Дотракийцы на холмах взревели, но в их криках уже слышалась неуверенность. Джарго, стиснув зубы, направил раненого коня в галоп по широкому кругу, стараясь держать дистанцию. Дважды он проносился мимо, нанося короткие, резаные удары аракхом, надеясь зацепить меня. Я уклонялся, двигаясь в полшага, нарочно выставляя левое плечо, а топор держал почти лениво, словно бой был мне в тягость. Его воины, ещё недавно рычавшие от восторга, начали затихать, понимая, что их кхал не может достать меня.
— Слезь и дерись, жеребёнок! — позвал я, подзывая его ладонью. — Или твой конь и правда сражается лучше тебя?
Джарго, оскалившись, спрыгнул с седла, одновременно метнув в меня короткое копьё. Я отбил древко боком топора, и оно с глухим стуком воткнулось в землю. Земля задрожала от криков орды, а золотые кольца в косе кхала звенели, когда он бросился ко мне с низким, хищным рыком. Его аракх мелькал, рубя снизу, сверху, каждый удар был полон безумной силы. Я скользил, уклонялся, парировал обухом, чувствуя, как отдача дробит запястья, но ни разу не позволил клинку коснуться плоти. Мои ответные удары были точны: шип топора вонзился в его локоть, обух ударил в висок, а затем лезвие оставило кровавую полосу на рёбрах. Кожа Джарго быстро покрылась алыми полосами, а его дыхание стало тяжёлым.
Со стороны казалось, что я играю с ним — без доспехов, почти без усилий, выводя его из себя.

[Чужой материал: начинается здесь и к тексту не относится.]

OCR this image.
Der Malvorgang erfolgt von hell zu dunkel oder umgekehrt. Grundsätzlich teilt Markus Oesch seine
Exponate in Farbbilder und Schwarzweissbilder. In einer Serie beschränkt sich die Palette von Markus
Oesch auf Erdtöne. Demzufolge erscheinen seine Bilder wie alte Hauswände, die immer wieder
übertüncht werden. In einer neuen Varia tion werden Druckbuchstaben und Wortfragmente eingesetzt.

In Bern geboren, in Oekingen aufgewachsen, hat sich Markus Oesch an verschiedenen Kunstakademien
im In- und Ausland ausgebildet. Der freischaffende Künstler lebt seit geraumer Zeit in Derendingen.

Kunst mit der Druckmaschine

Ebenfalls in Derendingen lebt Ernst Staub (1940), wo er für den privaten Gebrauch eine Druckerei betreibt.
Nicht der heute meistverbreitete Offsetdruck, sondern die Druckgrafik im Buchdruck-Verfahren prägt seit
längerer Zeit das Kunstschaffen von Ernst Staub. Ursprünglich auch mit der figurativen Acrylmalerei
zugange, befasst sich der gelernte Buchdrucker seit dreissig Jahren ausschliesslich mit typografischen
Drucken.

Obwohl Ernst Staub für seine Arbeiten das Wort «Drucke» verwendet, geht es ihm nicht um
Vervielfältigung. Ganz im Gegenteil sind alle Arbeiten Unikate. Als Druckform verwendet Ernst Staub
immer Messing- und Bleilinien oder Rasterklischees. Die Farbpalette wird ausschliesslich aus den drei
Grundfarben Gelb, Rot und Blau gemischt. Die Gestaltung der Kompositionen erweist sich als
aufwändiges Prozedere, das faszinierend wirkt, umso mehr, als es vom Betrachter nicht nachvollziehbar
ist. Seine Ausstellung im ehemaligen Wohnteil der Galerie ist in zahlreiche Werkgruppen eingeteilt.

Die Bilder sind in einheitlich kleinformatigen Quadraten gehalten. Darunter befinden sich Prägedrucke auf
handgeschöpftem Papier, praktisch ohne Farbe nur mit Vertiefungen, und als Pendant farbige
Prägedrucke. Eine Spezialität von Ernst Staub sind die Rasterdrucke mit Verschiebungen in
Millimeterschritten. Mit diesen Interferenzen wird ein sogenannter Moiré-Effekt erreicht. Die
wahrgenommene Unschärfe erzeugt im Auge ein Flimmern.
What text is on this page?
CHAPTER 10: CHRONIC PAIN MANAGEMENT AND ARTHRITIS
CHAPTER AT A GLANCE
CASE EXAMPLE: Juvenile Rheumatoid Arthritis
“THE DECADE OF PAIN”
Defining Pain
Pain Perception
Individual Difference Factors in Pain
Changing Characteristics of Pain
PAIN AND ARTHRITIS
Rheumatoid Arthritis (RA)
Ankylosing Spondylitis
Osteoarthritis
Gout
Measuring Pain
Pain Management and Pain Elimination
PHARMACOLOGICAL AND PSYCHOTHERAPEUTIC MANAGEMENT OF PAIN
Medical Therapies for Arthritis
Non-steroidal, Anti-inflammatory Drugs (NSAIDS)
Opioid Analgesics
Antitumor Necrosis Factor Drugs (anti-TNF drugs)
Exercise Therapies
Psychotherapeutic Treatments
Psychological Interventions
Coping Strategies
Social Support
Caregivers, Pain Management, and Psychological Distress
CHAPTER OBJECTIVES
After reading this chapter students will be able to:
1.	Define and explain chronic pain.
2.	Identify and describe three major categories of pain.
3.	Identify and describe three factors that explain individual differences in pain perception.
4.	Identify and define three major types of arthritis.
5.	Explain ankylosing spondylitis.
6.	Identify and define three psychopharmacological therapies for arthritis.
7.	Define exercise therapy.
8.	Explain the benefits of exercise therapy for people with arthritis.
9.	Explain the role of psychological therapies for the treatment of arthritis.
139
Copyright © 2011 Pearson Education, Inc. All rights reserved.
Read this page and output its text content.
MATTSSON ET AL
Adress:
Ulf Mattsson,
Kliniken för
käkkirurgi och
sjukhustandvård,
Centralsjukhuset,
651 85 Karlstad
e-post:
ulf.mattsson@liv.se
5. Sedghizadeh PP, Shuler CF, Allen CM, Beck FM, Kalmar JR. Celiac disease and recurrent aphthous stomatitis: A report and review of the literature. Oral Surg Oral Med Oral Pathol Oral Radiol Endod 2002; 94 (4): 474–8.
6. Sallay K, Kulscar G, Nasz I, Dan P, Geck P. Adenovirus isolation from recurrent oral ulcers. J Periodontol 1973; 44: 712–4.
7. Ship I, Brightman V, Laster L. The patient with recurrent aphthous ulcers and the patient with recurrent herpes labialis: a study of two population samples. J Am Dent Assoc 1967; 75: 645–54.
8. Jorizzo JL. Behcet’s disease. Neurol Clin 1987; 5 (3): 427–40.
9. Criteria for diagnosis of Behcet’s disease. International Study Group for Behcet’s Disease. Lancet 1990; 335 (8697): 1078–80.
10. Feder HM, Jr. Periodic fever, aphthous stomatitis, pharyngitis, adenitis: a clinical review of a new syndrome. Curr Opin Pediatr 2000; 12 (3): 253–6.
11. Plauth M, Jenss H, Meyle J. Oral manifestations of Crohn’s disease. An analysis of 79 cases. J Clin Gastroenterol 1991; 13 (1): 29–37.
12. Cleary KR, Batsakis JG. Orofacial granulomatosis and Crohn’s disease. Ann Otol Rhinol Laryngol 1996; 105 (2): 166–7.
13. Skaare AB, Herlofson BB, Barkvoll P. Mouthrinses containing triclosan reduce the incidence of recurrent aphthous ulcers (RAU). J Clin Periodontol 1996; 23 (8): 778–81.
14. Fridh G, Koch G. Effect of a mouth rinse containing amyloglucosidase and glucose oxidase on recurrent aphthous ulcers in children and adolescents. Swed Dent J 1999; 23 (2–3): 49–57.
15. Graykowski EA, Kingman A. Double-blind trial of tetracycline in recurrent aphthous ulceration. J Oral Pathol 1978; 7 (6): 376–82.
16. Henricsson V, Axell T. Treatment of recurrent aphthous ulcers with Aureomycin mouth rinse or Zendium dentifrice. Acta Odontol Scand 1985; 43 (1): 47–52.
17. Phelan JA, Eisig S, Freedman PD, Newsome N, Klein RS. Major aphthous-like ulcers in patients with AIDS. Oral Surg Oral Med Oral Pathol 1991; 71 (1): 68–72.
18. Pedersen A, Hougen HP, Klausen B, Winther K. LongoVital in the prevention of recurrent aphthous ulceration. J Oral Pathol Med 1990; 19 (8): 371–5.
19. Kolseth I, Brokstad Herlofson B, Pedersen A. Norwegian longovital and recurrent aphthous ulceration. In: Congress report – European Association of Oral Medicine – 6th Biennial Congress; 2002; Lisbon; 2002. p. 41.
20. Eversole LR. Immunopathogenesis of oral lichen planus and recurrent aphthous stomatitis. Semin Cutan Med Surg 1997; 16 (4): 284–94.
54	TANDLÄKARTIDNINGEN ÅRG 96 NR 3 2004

Его ярость делала его предсказуемым, и я ждал, когда он откроется.
— Где твоя сила, степной король? — выкрикнул я, когда его очередной замах рассёк лишь воздух. — Или ты думал, что станешь легендой, грабя купцов?
Джарго зарычал, прыгнул вперёд, целя аракхом в моё горло. Я отбил клинок в сторону, вложил всё тело в разворот, и мой топор, словно метеор, вонзился в его плечо у основания шеи. Сталь расколола кость, разорвала мышцы, и кровь хлынула потоком. Джарго взревел, пытаясь отступить, но я не дал ему шанса. Выкрутив топор, я выдернул его с хлёстким брызгом алого.
Кхал рухнул на одно колено, аракх выпал из его ослабевших пальцев. Он поднял глаза, в которых ещё горела ненависть, но силы уже покидали его.
— Скажи своей орде, — наклонился я, но мой голос донёсся и до холмов, — что теперь им нужен новый кхал. Твои кольца больше не звенят.
Я рванул его за косу, пригвоздив к земле, и, размахнувшись, отсёк голову одним чистым ударом. Кровь фонтаном обдала мои руки и грудь. Подняв трофей за длинные волосы, я повернулся к востоку и западу, демонстрируя его дотракийцам. Их вопли — смесь ярости и ужаса — разорвали тишину, а некоторые воины уже мчались к орде, неся весть о падении своего вождя.
Я бросил голову на землю, вытер лезвие о меховой плащ Джарго и повернулся к своим людям. В лагере царила напряжённая тишина: купцы, спрятавшиеся за повозками, смотрели с тревогой, а воины сжимали оружие, готовые к бою. Я поднял топор над головой, и мой голос прорезал пыльный воздух:
— По коням! Готовьтесь: через минуту вся орда будет здесь! Щиты вперёд, лучники на фланги! Пусть рвутся ко мне — это и будет их гибель!
Каркан, стоявший неподалёку, усмехнулся, качая головой:
— Ты всегда так, Деймон. Разозлил их до безумия. Теперь каждый захочет твою голову.
— Тем легче будет собрать их в кучу, — ответил я, вскидывая топор. — Сегодня шторм обрушится на них, и мы оставим после себя лишь пыль да мёртвых коней.
На далёком гребне поднималось чёрное облако — пыль тысяч копыт. Орда неслась к нам, истошно ревя, но их рёв звучал для меня как музыка далёких барабанов. Кровь на топоре ещё была тёплой. Мои люди выстраивались, щиты поднимались в стену, а тетивы лучников натягивались, готовые к бою.